New York City Mayor Bloomberg’s appointment of Cathie Black encountered fierce blowback from parent groups, unions, and others who were outraged by her lack of public school experience. The New York State Commissioner of Education said that he would approve the Mayoral request to waive state requirements if the Mayor appointed an educator as second in command. He did.
The mayor’s choice of a non-educator for the largest school district in the nation got me thinking about the massive distrust of public school educators in general and teachers in particular. They have taken hit after hit, decade after decade, from policy elites and media for horribly mismanaged urban districts and dragging down the U.S. economy.
Then I recalled the growth of distrust for all government that coincided with this loss of trust. Think of the Vietnam War, Watergate, President Nixon’s resignation, and the habit of presidential candidates from Jimmy Carter through Barack Obama running against politicians in Washington. That distrust of all government–fed further by the 2008 Great Recession, bailouts of too-large-to-fail financial institutions, health care legislation, sharpened political polarization (and lessened civility) including Tea Party candidates in the 2010 election–even gets goofy. Recall the anger among largely white, middle-aged and older voters against federal intrusion who said: “Shrink the government but don’t touch my Medicare”.

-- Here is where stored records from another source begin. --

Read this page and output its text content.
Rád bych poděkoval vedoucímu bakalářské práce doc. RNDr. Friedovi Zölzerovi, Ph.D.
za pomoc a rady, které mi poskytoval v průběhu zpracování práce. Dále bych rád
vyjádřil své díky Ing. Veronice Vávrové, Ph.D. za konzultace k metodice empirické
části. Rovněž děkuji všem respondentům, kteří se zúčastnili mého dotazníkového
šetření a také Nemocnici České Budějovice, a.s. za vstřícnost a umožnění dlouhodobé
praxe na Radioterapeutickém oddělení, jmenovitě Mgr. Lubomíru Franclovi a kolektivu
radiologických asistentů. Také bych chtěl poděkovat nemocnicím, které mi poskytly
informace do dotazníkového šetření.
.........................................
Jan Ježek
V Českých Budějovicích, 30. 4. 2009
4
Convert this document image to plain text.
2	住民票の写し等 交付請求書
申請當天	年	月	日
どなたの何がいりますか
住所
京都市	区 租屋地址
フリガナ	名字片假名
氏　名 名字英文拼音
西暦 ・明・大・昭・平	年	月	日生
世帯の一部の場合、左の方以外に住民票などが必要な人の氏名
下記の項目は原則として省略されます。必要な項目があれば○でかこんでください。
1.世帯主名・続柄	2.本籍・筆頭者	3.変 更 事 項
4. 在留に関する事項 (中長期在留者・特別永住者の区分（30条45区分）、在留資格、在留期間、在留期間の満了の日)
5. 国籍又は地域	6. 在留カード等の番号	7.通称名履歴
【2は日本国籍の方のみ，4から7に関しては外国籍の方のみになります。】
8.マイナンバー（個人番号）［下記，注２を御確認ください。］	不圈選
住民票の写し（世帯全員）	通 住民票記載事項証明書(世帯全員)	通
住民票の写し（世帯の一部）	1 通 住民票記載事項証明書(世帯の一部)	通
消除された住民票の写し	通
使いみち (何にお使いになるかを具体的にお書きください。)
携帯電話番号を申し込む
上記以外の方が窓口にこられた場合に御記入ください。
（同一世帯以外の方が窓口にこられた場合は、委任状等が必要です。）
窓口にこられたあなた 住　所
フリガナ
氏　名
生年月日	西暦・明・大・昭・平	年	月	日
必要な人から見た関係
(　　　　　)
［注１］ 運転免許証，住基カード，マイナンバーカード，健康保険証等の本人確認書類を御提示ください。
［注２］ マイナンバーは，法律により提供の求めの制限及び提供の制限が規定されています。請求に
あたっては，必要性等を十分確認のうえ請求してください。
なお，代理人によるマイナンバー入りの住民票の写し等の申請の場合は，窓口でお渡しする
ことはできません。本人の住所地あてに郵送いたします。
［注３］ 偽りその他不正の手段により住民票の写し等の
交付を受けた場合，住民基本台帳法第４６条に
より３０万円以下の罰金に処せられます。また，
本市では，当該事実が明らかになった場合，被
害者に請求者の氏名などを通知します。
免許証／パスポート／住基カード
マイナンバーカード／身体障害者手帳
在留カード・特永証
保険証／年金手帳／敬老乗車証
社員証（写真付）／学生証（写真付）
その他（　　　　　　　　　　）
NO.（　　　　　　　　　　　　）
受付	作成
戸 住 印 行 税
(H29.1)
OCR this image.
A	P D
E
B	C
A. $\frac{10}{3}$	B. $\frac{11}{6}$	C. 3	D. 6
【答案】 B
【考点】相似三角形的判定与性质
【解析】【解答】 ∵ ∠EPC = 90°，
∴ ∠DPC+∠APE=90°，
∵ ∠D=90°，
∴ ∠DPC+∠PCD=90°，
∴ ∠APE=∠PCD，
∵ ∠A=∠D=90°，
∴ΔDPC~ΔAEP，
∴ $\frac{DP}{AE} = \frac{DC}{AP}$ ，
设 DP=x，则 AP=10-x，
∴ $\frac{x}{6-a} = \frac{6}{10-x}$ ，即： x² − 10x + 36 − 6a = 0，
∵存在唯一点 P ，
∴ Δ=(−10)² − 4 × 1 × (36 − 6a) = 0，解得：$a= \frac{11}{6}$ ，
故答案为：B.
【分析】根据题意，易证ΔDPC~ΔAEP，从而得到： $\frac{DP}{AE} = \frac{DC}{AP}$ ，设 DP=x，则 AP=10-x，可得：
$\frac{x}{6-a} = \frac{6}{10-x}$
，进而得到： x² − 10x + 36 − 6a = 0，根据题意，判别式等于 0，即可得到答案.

Since many political conservatives in advocating vouchers and, later, charter schools have called public schools, “government” schools, the merger of anti-government sentiments and school haters contributed to bashing educators as self-serving professional who care more for their convenience than what students learn. Moreover, policy elites claim that educators lack expertise to manage large organizations and commitment to fundamentally change the status quo. Their distrust has yielded policies from NCLB to pay-4-performance schemes and publishing teachers’ records of their students scores on state tests. Many of these policies are borrowed from the corporate sector such as paying teachers for results and hiring non-educators who were effective managers in companies to be superintendents.
Media stories of inept bureaucrats (e.g., suspending 11 year-old for doing cartwheels at lunchtime), teacher unions hostile to reform, and district leaders mismanaging resources strengthen the conviction that relying on educators to manage effectively is foolish.
Of course, diminished trust in governmental leaders and educators spills over other professionals such as physicians. Increasingly, patients have come to distrust health care providers. Doctors struggle with patients who question their advice.
Have such periods of distrust occurred before? If so, what happened? If not, what can be done?
While there have been past public outcries criticizing U.S. leaders across institutions–consider the massive damages done to labor, immigrants, and public health during the spurt of industrialization and monopolistic practices in post-Civil War decades–these levels of distrust in education, medicine, and other institutions are the highest they have been since the late- 1960s and early 1970s when polls on public confidence began. Most observers point to pivotal events identified above for the steady erosion in confidence in medical care professionals, educators, political office-holders, and others in authority (except for the military). That K-12 schools is not the only institution that has become less trusted simply illustrates that recent economic, political, social, and technological changes have shaken the confidence that Americans have had in their leaders and society.
The magnitude of those changes and the consequences we see about us have convinced me that no single leader, no single plan, no single solution will suffice to rebuild the institutional confidence that is essential in a democratic society that prizes civic engagement, independent institutions, and an economy that distributes rewards based on merit rather than on race, ethnicity, class, or inherited wealth.
What to do? At this point I should list a 10 or 15 point plan for renewing U.S. society. But I have no plan. Nor do I see a leader now or on the horizon who can frame the domestic and foreign problems the nation now faces and offer a direction to follow. But I am not pessimistic or depressed. I am worried, however.
I do worry about the hemorrhaging of trust in our fundamental institutions. I do worry about public schools historically vulnerable to pressure groups because of their total dependence on voters and tax payers for political and economic support. What gives me a small measure of hope–not yet for the lowest tier of urban schools-in the U.S.’s three-tiered system of schooling–is the frequent polls where parents say repeatedly that the schools that their children attend are doing a good job with their sons and daughters. Does this hope remove the worries I have about the current state of our society where so many people express distrust in our basic institutions? No it does not. So I have a frail reed to hang on to in these turbulent times.